The fruit of the land of Israel was symbolic of the promise of God, of what he could do and would continue to do. The wearing of Tzitzit was, for the people of God, the visual reminder of that promise. Today, however, the blossoms of the Tzitzit, and the fullness of their meaning, has settled inside of the follower of Messiah – not a replacement of, but rather, a maturing of concept. The fruit of the Spirit is the evidence of the Lord’s faithfulness to renew, restore, forgive, lift up, and cleanse; really, anything to do with the renewal experience in Messiah.
Still what is the fruit for? In one sense it is for the tree – bringing forth new life; but in another sense, it is not for the tree at all, rather, for others who will benefit from it. What do people taste of God’s Kingdom when they are with you? The fruit of promise and victory, or the fruit of fear and despair?

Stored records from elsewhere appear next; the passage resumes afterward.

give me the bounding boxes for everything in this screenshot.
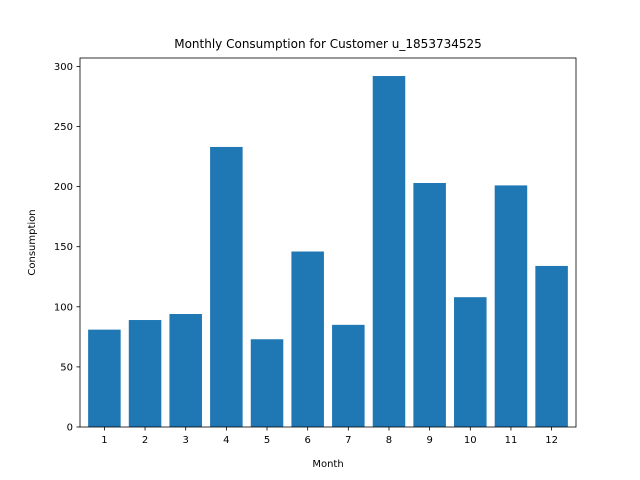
bar-9 [413,183,446,427]
y-tick-label: 300 [54,62,73,73]
bar-11 [494,185,528,427]
bar-6 [291,251,324,427]
bar-7 [332,324,365,427]
bar-4 [210,146,243,427]
bars-group [88,76,568,428]
bar-3 [169,314,202,427]
x-tick-label: 5 [264,435,270,446]
y-tick-label: 100 [54,302,73,313]
bar-5 [250,339,284,427]
x-tick-label: 12 [545,435,558,446]
x-tick-label: 3 [183,435,189,446]
x-tick-label: 6 [304,435,310,446]
x-tick-label: 8 [386,435,392,446]
y-axis-label: Consumption [27,209,38,275]
y-tick-label: 50 [60,362,73,373]
x-tick-label: 2 [142,435,148,446]
bar-10 [454,297,487,427]
x-tick-label: 11 [505,435,518,446]
chart-title: Monthly Consumption for Customer u_18537… [174,37,482,51]
y-tick-label: 200 [54,182,73,193]
y-tick-label: 0 [67,423,73,434]
bar-1 [88,329,121,427]
bar-8 [372,76,406,428]
plot-frame [79,57,577,428]
x-tick-label: 7 [345,435,351,446]
x-tick-label: 9 [426,435,432,446]
bar-12 [535,265,568,427]
x-tick-label: 4 [223,435,229,446]
x-tick-label: 1 [101,435,107,446]
x-axis-ticks: 1 2 3 4 5 6 7 8 9 10 11 12 [101,427,558,446]
y-tick-label: 150 [54,242,73,253]
y-tick-label: 250 [54,122,73,133]
x-axis-label: Month [312,459,343,470]
x-tick-label: 10 [464,435,477,446]
bar-2 [128,320,162,427]
y-axis-ticks: 0 50 100 150 200 250 300 [54,62,80,434]
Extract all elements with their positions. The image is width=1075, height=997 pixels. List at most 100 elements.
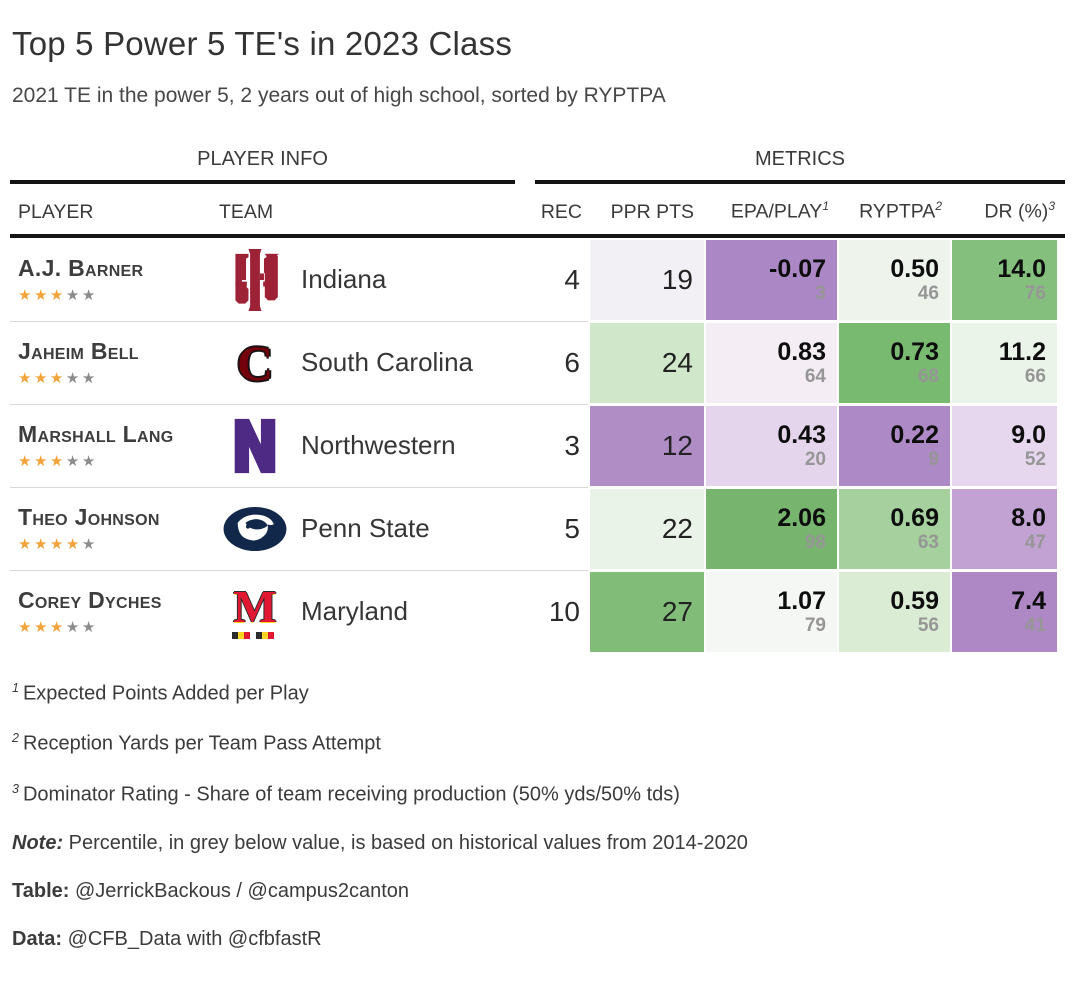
footnote-3: 3 Dominator Rating - Share of team receiv… (12, 781, 680, 806)
star-rating: ★★★★★ (18, 620, 98, 635)
source-note-1: Note: Percentile, in grey below value, i… (12, 832, 748, 855)
star-empty-icon: ★ (81, 452, 98, 470)
team-logo-indiana-icon (224, 248, 286, 311)
ppr-pts-cell: 22 (588, 488, 704, 569)
metric-percentile: 68 (917, 365, 939, 387)
star-rating: ★★★★★ (18, 371, 98, 386)
dr-pct-cell: 8.0 47 (950, 488, 1057, 569)
metric-percentile: 47 (1024, 531, 1046, 553)
player-name: A.J. Barner (18, 254, 144, 281)
ppr-pts-cell: 12 (588, 405, 704, 486)
table-row: Corey Dyches ★★★★★ M Maryland 10 27 1.07 79 0.59… (10, 571, 1065, 652)
rec-value: 5 (564, 512, 580, 544)
team-name: Indiana (301, 264, 387, 294)
metric-percentile: 56 (917, 614, 939, 636)
metric-value: 0.69 (890, 504, 939, 533)
group-player-info: PLAYER INFO (197, 148, 328, 170)
star-filled-icon: ★ (33, 369, 50, 387)
footnote-superscript: 2 (12, 731, 19, 746)
star-filled-icon: ★ (49, 286, 66, 304)
metric-value: 0.43 (777, 421, 826, 450)
ryptpa-cell: 0.69 63 (837, 488, 950, 569)
metric-percentile: 98 (804, 531, 826, 553)
star-empty-icon: ★ (81, 535, 98, 553)
player-info-underline (10, 180, 515, 184)
epa-play-cell: -0.07 3 (704, 239, 837, 320)
ppr-pts-cell: 24 (588, 322, 704, 403)
team-logo-northwestern-icon (224, 415, 286, 477)
player-cell: A.J. Barner ★★★★★ (10, 240, 215, 320)
star-rating: ★★★★★ (18, 454, 98, 469)
metric-value: 11.2 (998, 338, 1046, 367)
star-filled-icon: ★ (33, 618, 50, 636)
note-label: Data: (12, 928, 63, 951)
epa-play-cell: 0.43 20 (704, 405, 837, 486)
table-row: A.J. Barner ★★★★★ Indiana 4 19 -0.07 3 0.50 46 14… (10, 239, 1065, 322)
ryptpa-cell: 0.50 46 (837, 239, 950, 320)
metric-value: 7.4 (1011, 587, 1046, 616)
team-logo-maryland-icon: M (224, 581, 286, 643)
source-note-3: Data: @CFB_Data with @cfbfastR (12, 928, 322, 951)
table-body: A.J. Barner ★★★★★ Indiana 4 19 -0.07 3 0.50 46 14… (10, 239, 1065, 652)
page-subtitle: 2021 TE in the power 5, 2 years out of h… (12, 84, 666, 107)
star-filled-icon: ★ (49, 535, 66, 553)
footnote-superscript: 1 (12, 680, 19, 695)
team-logo-cell: C (215, 323, 295, 403)
footnote-marker-1: 1 (822, 199, 829, 213)
star-filled-icon: ★ (18, 452, 34, 470)
star-filled-icon: ★ (49, 452, 66, 470)
player-cell: Marshall Lang ★★★★★ (10, 406, 215, 486)
rec-value: 10 (548, 595, 580, 627)
star-empty-icon: ★ (81, 618, 98, 636)
metric-percentile: 20 (804, 448, 826, 470)
metric-percentile: 46 (917, 282, 939, 304)
metric-value: 8.0 (1011, 504, 1046, 533)
team-name: Northwestern (301, 430, 456, 460)
star-filled-icon: ★ (18, 535, 34, 553)
star-filled-icon: ★ (65, 535, 82, 553)
player-cell: Jaheim Bell ★★★★★ (10, 323, 215, 403)
star-filled-icon: ★ (18, 618, 34, 636)
group-underlines (10, 180, 1065, 184)
player-name: Theo Johnson (18, 503, 160, 530)
star-filled-icon: ★ (18, 369, 34, 387)
star-empty-icon: ★ (65, 618, 82, 636)
team-logo-cell (215, 240, 295, 320)
ppr-pts-cell: 27 (588, 571, 704, 652)
star-empty-icon: ★ (81, 369, 98, 387)
note-label: Table: (12, 880, 70, 903)
team-logo-pennstate-icon (223, 498, 287, 560)
metric-value: 9.0 (1011, 421, 1046, 450)
star-empty-icon: ★ (65, 286, 82, 304)
team-name: Penn State (301, 513, 430, 543)
star-rating: ★★★★★ (18, 537, 98, 552)
metric-value: 2.06 (777, 504, 826, 533)
col-header-dr-pct: DR (%)3 (984, 199, 1055, 223)
footnotes: 1 Expected Points Added per Play 2 Receptio… (12, 680, 1065, 951)
col-header-epa-play: EPA/PLAY1 (730, 199, 829, 223)
team-logo-southcarolina-icon: C (236, 334, 274, 391)
team-logo-cell (215, 489, 295, 569)
star-empty-icon: ★ (65, 452, 82, 470)
table-row: Theo Johnson ★★★★★ Penn State 5 22 2.06 98 0.69… (10, 488, 1065, 571)
ryptpa-cell: 0.22 9 (837, 405, 950, 486)
group-metrics: METRICS (755, 148, 845, 170)
metric-percentile: 3 (815, 282, 826, 304)
col-header-player: PLAYER (18, 200, 94, 223)
metric-percentile: 64 (804, 365, 826, 387)
ryptpa-cell: 0.59 56 (837, 571, 950, 652)
rec-value: 3 (564, 429, 580, 461)
player-name: Corey Dyches (18, 586, 162, 613)
team-logo-cell: M (215, 572, 295, 652)
metric-percentile: 41 (1024, 614, 1046, 636)
metric-value: 0.73 (890, 338, 939, 367)
table-row: Jaheim Bell ★★★★★ C South Carolina 6 24 0.83 64… (10, 322, 1065, 405)
player-cell: Corey Dyches ★★★★★ (10, 572, 215, 652)
footnote-superscript: 3 (12, 781, 19, 796)
star-filled-icon: ★ (18, 286, 34, 304)
metric-percentile: 63 (917, 531, 939, 553)
footnote-2: 2 Reception Yards per Team Pass Attempt (12, 731, 381, 755)
col-header-team: TEAM (219, 200, 274, 223)
epa-play-cell: 0.83 64 (704, 322, 837, 403)
column-header-row: PLAYER TEAM REC PPR PTS EPA/PLAY1 RYPTPA… (10, 199, 1065, 224)
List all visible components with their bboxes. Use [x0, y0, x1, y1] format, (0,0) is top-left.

How do we change this, or increase our fruit? Psalm 1:3, “For he shall be as a tree planted by the rivers of water, that yields its fruit in its season, and whose leaf does not wither, and whatever he does prospers.” This is the fruit, the result of mediating on God’s Word, day and night.
As Old Testament scholar Derek Kidner explains, “The tree is no mere channel, piping water unchanged from one place to another, but a living organism which absorbs it, to produce in due course something new and delightful, proper to its kind and to is time.”
Let the blossoms of the Lord’s commands mature into blessed fruit for the Kingdom of God as you walk by faith and not by sight.